Встреча планировалась как деловая. Вероятно, купля-продажа «дури», — подобные аферы нередко совершались у Боба в туалете. Ник опоздал. Когда он вошел в бар, человек в красной куртке уже лежал на полу. «Так что делать мне там было нечего», — заметил свидетель. Он имел в виду, что в таком состоянии Рольф вряд ли бы заключил сделку. Нику удалось выскользнуть из бара, прежде чем его заметила полиция.

— Ступайте домой и проспитесь! — велела Штелльмайер.

— Конечно, госпожа судья! — с готовностью воскликнул свидетель, в глазах которого читались совершенно другие планы.

У студента на сей раз вопросов не возникло. Это удивило и успокоило меня.

— В ближайший понедельник мы попробуем пригласить лечащего врача Рольфа Лентца, — объявила судья. — А на сегодня я запланировала выступления еще двоих свидетелей со стороны потерпевшего.

Достигнув дверей своей камеры, я попросил сопровождавшего меня охранника войти первым и вынести оттуда почту. Только таким образом я мог избежать очередного письма с красными пятнами.
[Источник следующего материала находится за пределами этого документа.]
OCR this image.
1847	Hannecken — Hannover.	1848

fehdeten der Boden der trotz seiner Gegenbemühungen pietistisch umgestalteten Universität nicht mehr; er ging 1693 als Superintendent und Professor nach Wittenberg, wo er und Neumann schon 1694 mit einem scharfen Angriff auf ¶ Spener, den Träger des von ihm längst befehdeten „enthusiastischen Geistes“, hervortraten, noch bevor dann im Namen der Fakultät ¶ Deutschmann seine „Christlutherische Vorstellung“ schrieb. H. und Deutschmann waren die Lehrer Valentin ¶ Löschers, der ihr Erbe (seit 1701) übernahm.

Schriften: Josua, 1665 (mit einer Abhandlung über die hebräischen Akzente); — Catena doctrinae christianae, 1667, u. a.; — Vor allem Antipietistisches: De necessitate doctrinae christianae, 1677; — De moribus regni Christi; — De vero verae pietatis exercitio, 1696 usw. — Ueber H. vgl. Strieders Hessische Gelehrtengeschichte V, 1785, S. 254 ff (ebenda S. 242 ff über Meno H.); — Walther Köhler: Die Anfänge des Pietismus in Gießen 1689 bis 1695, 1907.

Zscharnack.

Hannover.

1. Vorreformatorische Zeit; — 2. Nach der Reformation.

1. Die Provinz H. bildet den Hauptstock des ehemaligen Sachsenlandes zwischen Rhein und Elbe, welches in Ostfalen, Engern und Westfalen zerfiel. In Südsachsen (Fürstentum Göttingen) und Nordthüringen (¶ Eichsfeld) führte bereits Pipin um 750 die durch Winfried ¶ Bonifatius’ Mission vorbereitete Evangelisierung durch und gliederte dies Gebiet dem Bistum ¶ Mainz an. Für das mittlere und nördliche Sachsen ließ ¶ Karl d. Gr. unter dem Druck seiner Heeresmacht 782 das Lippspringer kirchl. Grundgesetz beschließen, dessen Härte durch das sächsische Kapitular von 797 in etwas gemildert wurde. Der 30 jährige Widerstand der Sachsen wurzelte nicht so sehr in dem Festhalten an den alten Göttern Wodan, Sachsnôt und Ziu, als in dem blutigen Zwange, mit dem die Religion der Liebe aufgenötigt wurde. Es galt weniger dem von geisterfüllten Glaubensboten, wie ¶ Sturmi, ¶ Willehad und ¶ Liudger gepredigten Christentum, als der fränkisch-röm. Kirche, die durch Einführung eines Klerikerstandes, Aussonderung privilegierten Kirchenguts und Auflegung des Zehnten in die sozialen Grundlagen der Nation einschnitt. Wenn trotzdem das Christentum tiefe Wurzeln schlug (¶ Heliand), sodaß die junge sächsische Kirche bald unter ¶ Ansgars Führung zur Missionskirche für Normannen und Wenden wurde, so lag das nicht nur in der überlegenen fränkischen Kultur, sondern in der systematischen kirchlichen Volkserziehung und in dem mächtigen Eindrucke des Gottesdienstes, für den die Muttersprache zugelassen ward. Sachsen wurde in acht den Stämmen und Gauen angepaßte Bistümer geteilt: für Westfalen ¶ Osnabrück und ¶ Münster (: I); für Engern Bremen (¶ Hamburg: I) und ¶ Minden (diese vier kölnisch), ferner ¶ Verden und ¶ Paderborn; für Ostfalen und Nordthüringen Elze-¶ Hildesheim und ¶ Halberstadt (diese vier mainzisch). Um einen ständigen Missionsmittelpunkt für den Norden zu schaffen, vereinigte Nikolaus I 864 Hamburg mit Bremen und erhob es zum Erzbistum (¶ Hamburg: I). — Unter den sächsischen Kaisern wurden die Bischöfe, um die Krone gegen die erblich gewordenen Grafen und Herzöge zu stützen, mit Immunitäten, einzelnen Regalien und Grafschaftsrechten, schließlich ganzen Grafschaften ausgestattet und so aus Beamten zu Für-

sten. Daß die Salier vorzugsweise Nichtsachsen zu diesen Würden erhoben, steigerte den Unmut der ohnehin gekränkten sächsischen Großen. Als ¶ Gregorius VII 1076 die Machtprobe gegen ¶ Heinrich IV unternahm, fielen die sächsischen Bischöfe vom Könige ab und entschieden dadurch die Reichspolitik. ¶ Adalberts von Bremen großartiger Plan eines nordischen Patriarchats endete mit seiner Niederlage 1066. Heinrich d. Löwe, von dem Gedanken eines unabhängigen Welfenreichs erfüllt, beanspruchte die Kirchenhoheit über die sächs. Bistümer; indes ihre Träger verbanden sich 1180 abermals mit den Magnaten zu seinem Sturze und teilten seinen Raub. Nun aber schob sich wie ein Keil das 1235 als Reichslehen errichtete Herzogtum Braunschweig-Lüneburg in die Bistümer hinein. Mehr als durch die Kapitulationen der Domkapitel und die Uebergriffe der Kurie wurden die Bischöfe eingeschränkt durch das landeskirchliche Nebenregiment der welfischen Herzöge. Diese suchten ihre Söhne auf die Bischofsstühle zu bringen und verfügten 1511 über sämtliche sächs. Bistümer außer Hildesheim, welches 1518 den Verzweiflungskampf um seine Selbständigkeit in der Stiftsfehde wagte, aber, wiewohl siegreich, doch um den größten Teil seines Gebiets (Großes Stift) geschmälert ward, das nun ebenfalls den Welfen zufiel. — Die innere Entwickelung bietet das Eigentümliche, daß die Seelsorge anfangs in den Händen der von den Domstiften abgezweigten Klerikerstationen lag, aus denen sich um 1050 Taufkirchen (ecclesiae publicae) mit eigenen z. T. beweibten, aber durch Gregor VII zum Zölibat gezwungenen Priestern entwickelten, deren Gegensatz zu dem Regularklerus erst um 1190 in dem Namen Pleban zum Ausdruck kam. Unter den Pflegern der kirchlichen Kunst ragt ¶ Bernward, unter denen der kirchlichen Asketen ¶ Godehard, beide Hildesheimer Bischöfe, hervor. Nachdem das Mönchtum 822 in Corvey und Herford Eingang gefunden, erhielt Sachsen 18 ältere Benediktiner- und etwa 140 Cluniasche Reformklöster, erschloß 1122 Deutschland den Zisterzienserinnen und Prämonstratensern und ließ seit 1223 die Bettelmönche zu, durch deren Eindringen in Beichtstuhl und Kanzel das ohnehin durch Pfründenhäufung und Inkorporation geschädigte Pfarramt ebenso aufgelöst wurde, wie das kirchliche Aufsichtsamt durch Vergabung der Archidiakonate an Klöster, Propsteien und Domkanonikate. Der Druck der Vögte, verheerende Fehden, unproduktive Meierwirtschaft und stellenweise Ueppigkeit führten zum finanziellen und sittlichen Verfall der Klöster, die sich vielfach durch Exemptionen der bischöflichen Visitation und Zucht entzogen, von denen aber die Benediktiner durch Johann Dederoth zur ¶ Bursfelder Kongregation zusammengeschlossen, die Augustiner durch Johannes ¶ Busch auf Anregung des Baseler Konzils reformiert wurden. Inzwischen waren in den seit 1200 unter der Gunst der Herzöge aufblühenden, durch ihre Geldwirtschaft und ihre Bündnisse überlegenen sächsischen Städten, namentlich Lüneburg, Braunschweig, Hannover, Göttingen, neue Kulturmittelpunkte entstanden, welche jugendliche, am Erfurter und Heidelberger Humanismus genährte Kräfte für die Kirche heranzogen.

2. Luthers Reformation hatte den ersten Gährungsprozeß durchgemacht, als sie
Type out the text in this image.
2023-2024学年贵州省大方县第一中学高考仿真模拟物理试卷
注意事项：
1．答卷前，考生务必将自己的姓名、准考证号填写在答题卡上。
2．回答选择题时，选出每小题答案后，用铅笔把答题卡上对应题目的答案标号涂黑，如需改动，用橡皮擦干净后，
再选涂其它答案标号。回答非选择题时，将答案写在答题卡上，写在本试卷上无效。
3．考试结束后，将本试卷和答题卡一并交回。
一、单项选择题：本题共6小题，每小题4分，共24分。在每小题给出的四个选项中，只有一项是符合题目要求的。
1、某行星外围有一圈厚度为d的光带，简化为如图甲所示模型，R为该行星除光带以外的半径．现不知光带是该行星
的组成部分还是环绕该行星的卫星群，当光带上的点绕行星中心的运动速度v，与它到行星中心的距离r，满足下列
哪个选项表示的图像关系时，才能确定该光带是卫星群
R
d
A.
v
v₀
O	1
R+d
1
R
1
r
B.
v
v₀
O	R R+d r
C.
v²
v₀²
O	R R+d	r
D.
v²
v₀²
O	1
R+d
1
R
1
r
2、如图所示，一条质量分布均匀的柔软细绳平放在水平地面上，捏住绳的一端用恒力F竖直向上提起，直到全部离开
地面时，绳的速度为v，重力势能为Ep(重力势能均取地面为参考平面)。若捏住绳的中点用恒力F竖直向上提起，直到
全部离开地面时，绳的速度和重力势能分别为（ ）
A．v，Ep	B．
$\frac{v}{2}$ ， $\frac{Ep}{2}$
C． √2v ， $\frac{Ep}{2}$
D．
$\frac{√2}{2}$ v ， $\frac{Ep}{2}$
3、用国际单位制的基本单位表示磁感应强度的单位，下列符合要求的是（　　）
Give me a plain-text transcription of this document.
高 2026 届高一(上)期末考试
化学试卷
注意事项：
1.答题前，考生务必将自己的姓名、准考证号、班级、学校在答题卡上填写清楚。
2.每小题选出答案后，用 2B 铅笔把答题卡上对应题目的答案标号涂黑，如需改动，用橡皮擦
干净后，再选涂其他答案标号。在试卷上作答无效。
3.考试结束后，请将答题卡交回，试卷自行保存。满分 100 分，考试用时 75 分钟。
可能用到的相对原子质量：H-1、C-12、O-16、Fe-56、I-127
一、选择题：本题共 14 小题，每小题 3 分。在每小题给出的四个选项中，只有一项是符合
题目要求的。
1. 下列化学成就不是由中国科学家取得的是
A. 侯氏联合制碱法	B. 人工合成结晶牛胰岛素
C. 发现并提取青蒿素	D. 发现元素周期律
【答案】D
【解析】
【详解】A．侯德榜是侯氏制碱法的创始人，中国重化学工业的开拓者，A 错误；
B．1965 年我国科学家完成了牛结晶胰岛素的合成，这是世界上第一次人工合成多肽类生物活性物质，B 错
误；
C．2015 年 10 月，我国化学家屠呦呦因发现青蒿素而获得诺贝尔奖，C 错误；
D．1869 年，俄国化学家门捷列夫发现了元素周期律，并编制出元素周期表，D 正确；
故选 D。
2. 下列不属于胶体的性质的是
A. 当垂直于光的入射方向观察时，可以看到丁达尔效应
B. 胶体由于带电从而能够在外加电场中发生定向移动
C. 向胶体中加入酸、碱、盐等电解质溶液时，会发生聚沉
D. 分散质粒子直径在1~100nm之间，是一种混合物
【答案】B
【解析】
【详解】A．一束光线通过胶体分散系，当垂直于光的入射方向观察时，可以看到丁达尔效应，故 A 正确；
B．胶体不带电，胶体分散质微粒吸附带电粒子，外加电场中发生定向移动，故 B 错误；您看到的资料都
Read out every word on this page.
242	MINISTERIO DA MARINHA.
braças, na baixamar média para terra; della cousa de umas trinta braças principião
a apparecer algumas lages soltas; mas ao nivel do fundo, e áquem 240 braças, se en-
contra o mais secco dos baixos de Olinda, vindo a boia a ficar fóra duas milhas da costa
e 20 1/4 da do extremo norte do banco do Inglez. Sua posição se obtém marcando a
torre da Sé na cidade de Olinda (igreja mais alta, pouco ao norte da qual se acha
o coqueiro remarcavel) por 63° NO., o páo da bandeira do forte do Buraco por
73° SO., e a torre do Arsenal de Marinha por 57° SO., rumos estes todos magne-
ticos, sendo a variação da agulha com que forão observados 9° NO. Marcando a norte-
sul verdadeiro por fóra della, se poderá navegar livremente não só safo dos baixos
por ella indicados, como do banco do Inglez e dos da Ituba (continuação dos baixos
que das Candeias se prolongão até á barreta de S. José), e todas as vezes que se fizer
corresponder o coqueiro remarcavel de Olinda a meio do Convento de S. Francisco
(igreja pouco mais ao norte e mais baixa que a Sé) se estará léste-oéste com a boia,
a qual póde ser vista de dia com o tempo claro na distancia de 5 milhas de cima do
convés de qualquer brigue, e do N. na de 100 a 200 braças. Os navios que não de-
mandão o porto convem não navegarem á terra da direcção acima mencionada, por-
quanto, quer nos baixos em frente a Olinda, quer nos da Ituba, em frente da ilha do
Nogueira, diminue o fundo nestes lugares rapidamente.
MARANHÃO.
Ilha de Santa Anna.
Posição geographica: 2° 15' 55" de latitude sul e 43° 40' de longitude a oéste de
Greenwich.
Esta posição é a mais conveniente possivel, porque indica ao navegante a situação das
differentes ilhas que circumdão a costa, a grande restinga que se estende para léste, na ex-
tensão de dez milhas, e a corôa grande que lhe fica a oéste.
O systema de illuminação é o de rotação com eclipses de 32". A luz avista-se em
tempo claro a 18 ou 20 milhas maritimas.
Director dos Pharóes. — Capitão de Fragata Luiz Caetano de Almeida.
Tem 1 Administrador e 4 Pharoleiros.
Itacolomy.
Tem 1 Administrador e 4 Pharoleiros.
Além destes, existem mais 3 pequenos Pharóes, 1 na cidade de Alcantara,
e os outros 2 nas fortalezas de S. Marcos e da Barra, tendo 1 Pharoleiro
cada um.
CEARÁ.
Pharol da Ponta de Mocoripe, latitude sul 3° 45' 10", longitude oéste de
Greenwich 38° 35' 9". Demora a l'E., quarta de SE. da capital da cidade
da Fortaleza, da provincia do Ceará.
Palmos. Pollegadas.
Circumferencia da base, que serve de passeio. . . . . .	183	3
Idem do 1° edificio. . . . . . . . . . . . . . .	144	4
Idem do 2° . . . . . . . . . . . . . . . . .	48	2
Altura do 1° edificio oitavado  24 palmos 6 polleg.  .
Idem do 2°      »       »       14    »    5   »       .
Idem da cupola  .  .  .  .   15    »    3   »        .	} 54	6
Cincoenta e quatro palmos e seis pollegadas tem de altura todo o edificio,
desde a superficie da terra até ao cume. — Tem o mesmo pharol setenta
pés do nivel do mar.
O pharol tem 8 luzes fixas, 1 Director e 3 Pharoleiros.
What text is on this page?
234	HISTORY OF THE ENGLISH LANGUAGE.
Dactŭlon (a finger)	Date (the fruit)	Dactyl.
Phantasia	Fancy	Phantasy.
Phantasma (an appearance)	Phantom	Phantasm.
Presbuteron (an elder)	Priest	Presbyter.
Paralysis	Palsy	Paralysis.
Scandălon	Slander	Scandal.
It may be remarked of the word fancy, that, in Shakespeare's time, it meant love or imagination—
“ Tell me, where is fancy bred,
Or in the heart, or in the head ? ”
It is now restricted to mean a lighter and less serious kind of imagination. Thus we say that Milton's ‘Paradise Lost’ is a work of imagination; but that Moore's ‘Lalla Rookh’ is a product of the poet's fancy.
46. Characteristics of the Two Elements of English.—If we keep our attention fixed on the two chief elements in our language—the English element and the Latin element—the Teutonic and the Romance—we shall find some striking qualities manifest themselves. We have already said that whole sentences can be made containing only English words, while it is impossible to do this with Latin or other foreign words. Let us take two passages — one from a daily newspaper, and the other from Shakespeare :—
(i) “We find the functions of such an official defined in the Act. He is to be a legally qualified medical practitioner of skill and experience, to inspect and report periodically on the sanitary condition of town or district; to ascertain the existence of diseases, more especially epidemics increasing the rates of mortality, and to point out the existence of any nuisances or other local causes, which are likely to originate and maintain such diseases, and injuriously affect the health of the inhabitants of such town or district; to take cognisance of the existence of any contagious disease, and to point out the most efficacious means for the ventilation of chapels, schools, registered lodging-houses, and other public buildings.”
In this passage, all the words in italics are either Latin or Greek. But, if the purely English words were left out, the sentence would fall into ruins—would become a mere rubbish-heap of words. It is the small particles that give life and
Позднее, как и было условлено, адвокат Томас прислал мне обещанные материалы, касающиеся человека в красной куртке. Выходные я провел за изучением протоколов допросов. Ни один из свидетелей ни словом не помянул в них о ВИЧ-инфекции Лентца, хотя Хелена расспрашивала их о самых незначительных подробностях его жизни. То, что такой дотошный следователь не сумел докопаться до заболевания убитого, казалось мне невероятным. В протоколе медицинского вскрытия, со всей скрупулезностью описывавшего состояние печени, почек и легких моей жертвы, я не обнаружил и намека на ВИЧ-инфекцию. Мне оставалось надеяться, что плохое состояние здоровья Рольфа Лентца не является для меня смягчающим обстоятельством. Мнения закона на этот счет я не знал.

Версия убийства из ревности пока казалась надежной. Вечером в воскресенье я съел свой любимый хлебный суп и лег в постель, уставившись на сорокаваттную лампочку. Мне предстояло пережить встречу с самой главной свидетельницей моего прошлого.